A la semana siguiente consideró que ya no era necesario ese falso silencio y nos dio a conocer un lenguaje cruzado por una amplia gama de modulaciones y tonalidades, a través de las cuales expresaba la riqueza de sus ideas y sentimientos. Además, decía “agua” y “mamá” de manera inconfundible. Alguna vez entró por ratos cortos; su vida estaba al aire libre, pero también con nosotros y, recordando a Tao, pensé que era lo que necesitaba. Su belleza era solo comparable a la de una gigantesca perla gris iluminada por todos los rayos de luz del universo, sacada del fondo del mar por los piratas de Mompracem.

Un mes después, llegó acompañada: una gata casi tan bella como ella, una pacífica tigresa de angora, que esperaba a varios metros, guardando todas las etiquetas del extenso manual de comportamiento. Me di cuenta rápidamente que no había mucho que hacer; era una petición realizada con prudencia y respeto ¿y cómo separarlas? Pensamos que eran madre e hija y lo mismo pensó el veterinario. Dormían juntas en su casa de perro, caminaban juntas como raras y elegantes panteras peludas, se acicalaban, conversaban con modulaciones orientales y bellas, porque siempre tenían mucho que decirse. La llamamos Tita.

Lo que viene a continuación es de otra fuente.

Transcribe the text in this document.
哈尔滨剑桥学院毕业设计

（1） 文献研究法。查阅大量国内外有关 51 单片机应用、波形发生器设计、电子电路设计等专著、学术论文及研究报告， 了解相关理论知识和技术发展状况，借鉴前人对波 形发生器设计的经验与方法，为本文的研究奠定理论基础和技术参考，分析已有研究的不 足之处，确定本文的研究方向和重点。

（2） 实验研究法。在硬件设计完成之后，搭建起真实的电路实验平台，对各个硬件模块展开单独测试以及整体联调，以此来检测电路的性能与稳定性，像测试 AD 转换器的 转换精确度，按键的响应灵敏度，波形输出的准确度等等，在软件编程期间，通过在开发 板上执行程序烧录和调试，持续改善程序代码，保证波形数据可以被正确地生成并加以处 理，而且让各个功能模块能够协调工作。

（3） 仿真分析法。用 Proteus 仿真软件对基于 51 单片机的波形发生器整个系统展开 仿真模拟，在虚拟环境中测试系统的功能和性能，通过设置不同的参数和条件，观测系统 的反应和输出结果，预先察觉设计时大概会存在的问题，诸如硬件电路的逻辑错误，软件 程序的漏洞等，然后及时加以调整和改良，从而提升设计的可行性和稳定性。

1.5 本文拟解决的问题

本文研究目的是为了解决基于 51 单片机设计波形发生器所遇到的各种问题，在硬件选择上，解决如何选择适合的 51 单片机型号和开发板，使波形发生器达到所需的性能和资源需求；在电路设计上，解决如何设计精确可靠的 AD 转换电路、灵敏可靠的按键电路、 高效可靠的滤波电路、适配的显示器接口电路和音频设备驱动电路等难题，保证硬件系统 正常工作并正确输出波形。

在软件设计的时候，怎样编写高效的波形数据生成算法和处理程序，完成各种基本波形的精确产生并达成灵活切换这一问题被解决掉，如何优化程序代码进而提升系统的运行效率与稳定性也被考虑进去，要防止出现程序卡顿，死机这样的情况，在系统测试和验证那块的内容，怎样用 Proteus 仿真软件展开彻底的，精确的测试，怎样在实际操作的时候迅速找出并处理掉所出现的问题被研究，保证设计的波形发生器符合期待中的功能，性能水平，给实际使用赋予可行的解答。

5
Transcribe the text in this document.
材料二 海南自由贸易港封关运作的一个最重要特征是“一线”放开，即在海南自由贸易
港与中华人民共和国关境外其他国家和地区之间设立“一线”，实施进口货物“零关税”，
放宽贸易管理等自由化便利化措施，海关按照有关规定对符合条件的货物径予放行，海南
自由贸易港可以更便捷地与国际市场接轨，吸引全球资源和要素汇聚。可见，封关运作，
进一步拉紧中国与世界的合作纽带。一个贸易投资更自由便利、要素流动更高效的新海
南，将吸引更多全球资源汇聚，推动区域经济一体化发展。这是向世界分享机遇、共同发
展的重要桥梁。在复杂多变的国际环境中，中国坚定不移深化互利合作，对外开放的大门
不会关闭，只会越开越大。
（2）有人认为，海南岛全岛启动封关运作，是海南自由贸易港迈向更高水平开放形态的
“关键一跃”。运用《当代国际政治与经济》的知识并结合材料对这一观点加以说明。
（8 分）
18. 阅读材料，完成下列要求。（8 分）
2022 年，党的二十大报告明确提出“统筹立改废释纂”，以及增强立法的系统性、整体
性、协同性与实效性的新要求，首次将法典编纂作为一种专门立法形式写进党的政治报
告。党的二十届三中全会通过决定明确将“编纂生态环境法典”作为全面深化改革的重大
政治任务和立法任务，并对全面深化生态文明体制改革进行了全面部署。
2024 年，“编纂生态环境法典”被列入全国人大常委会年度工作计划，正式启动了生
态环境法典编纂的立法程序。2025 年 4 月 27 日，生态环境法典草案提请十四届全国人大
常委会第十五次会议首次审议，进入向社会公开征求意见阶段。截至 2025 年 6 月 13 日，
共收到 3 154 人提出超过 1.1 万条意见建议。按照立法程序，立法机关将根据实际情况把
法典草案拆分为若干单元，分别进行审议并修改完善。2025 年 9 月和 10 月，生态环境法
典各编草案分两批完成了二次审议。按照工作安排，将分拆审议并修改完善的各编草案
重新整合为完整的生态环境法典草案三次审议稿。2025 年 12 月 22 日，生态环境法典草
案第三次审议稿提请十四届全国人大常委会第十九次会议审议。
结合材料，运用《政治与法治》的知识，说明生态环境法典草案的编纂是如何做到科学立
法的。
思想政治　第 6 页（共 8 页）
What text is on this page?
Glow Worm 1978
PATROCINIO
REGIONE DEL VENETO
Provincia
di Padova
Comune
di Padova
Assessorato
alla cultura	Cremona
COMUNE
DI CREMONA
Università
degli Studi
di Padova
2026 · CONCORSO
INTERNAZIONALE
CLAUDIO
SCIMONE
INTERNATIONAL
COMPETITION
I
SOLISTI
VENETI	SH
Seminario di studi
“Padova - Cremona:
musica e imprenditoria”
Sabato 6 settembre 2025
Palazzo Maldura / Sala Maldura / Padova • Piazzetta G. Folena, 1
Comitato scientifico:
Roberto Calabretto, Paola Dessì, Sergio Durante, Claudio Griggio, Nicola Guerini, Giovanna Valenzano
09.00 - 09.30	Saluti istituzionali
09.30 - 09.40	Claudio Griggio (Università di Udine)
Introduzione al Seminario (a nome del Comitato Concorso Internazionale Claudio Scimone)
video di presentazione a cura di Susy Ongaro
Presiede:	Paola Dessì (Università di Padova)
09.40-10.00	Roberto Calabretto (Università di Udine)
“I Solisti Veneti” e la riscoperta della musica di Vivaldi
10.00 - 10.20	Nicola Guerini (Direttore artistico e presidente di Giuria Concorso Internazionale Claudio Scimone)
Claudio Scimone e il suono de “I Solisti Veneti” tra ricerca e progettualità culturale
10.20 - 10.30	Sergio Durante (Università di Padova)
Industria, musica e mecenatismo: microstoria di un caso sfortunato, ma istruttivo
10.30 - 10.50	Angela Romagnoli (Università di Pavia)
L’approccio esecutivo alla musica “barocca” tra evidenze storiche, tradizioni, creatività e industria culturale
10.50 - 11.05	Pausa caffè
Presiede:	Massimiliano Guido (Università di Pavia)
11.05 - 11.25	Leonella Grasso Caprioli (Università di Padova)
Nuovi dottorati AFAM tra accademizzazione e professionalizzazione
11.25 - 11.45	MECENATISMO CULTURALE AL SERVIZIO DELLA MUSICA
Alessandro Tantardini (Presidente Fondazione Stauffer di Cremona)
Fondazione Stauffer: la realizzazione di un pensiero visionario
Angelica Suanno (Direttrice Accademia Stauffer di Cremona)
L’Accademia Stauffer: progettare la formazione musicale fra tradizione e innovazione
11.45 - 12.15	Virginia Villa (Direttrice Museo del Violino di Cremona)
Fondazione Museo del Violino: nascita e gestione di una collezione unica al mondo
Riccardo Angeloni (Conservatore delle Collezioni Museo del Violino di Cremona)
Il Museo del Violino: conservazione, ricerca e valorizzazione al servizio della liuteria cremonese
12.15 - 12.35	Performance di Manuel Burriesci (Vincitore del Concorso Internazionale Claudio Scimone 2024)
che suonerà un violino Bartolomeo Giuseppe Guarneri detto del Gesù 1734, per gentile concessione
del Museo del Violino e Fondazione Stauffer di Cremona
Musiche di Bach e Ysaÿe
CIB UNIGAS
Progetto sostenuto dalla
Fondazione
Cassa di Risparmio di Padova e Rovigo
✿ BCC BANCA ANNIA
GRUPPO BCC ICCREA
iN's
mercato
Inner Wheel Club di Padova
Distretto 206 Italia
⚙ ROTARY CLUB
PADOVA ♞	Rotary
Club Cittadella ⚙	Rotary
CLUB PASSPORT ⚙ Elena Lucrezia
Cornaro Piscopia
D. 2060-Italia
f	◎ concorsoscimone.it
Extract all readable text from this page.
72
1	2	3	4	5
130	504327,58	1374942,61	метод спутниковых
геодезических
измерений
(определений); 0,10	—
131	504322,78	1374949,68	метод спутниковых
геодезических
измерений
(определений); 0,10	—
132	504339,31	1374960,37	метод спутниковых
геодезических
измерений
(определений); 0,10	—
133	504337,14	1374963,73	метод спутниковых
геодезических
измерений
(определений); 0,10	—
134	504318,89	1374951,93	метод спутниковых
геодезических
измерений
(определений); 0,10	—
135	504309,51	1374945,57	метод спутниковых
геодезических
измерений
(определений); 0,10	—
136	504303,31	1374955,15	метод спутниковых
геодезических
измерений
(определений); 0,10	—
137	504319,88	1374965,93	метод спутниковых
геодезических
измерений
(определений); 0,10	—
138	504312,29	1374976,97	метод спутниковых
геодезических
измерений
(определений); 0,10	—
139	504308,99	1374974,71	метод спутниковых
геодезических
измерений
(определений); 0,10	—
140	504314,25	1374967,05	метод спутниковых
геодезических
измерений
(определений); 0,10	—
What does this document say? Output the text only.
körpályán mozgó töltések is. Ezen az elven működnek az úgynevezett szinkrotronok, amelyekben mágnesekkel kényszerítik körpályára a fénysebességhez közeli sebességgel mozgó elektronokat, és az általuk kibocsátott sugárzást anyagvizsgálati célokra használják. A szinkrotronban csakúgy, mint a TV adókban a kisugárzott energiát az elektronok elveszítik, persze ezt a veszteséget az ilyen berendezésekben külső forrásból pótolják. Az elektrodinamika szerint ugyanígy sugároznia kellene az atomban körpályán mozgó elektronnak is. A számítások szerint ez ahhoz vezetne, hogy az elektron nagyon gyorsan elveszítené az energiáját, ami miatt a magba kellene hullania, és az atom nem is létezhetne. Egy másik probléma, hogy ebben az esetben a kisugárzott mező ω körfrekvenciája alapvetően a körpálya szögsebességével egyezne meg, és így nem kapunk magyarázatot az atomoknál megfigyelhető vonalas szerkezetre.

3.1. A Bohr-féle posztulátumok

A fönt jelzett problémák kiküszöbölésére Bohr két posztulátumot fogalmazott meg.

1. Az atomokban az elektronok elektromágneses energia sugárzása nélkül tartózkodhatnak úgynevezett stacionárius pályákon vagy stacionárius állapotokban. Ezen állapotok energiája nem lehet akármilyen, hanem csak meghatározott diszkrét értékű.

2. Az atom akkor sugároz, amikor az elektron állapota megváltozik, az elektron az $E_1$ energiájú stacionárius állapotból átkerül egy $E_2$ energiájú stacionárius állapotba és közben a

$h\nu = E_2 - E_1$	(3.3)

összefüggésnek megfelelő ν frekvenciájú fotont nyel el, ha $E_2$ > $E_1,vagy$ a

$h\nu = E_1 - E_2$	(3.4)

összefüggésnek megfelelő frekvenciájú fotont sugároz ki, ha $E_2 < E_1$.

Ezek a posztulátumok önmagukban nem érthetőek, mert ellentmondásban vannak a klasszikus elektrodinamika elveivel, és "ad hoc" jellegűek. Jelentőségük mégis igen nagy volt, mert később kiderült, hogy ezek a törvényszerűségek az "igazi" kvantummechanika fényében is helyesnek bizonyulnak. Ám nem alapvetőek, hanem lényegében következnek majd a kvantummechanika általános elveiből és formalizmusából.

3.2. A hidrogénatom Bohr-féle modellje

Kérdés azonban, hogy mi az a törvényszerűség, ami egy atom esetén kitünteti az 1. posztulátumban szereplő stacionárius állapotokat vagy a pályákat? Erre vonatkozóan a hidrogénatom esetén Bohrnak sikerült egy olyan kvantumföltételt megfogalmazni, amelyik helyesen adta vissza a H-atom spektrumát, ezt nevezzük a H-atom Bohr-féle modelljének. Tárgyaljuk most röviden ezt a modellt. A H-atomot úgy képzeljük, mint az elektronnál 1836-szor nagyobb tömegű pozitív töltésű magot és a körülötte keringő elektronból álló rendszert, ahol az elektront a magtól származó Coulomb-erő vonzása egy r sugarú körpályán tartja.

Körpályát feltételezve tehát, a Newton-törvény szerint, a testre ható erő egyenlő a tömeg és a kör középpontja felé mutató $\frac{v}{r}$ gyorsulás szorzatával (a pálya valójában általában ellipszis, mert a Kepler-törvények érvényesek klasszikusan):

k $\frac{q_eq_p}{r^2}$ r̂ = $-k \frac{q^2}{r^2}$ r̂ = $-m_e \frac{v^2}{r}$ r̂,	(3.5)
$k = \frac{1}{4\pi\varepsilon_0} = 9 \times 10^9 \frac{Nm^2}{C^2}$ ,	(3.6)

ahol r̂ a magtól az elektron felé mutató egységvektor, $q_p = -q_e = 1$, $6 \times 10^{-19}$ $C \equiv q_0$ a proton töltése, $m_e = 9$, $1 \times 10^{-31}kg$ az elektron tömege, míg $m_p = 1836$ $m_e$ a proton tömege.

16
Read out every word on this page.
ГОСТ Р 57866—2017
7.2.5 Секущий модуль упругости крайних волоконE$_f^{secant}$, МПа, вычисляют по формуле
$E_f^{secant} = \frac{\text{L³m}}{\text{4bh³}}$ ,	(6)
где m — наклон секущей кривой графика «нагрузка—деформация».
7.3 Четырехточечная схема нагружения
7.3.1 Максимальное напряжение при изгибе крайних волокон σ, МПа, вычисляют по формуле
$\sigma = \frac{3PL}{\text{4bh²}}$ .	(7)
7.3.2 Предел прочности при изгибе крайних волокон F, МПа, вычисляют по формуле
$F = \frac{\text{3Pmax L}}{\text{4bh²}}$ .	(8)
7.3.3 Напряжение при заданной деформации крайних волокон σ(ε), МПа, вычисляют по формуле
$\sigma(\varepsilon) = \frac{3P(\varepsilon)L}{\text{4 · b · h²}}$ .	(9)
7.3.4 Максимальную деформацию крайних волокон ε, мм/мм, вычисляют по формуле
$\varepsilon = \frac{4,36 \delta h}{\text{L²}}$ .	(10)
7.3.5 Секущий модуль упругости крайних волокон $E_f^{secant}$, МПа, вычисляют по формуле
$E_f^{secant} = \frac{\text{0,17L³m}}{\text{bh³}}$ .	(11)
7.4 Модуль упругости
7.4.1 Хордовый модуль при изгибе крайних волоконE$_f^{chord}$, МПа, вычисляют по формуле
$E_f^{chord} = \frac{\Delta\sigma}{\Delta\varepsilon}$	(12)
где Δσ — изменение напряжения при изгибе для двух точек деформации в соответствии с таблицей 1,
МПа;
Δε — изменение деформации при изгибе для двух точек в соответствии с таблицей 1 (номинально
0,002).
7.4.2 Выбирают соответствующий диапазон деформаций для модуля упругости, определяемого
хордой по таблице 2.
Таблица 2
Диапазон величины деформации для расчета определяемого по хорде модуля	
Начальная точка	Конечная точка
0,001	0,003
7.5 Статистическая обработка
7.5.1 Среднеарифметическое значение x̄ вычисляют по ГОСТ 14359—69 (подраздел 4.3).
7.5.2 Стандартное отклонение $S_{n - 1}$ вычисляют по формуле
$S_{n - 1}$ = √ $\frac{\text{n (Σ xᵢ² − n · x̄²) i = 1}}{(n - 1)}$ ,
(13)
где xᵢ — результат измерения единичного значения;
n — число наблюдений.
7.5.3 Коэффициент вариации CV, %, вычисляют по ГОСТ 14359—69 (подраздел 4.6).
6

Cuando llegaba en la tarde de mi trabajo, ambas salían a recibirme con maullidos llenos de emoción, como si todo el día hubieran pensado que había desaparecido de sus vidas y no volverían a verme. Y así, sus vidas y las nuestras se entrelazaron durante muchos años, siempre cuidadas y queridas. Parecían eternas, como si descendieran de un linaje egipcio, sacerdotisas quizás, con un tejido de recuerdos y lenguajes que las diferenciaba de todos sus congéneres.

Hasta que hace poco más de un año, un día Tita maulló con un sonido extrañísimo. Me miró, estupefacta, como preguntándose qué pasaba y volvió a maullar de igual manera. Creo que su manual decía qué le estaba pasando. Y luego dejó de comer y de tomar agua. El diagnóstico del veterinario fue insuficiencia renal. Rápidamente se agravó, con muestras visibles de sufrimiento. Tuvimos que dormirla y murió en nuestros brazos, acompañada en el trance más difícil para todo ser vivo. La enterramos en el jardín y hasta ahora permanece en nuestros recuerdos.

Y un día Carlota lanzó el mismo maullido, ahora desconsolador, porque yo sabía su significado. Dejó de comer y le preparé una cama dentro de la casa; a pesar de estar mal, quería salir al que siempre fue su lugar de vida y la dejaba hacerlo solo por unos ratos. Me levantaba en las noches a verla. No sufría, solo se apagaba lentamente. Conversábamos. Le hacía cariño y lograba ronronear muy bajito. En la madrugada de ese día final la tomé en brazos y murió dos horas después, mientras acariciaba su pelaje. Seguí con ella hasta que llegó la luz de la mañana. La enterré en el jardín, al lado de su hija y al día siguiente, cuando salí al patio muy temprano, escuché nítidamente su maullido característico, su despedida para mí, para contarme de su nuevo tiempo.

“Madre me enseñó que había malos sueños, pero duraban un momento. Luego aparecían inmensos tejados para calentarse bajo el sol y agua y comida en todas partes. Y también sigo aquí, te llamé y escuchaste mi llamado”.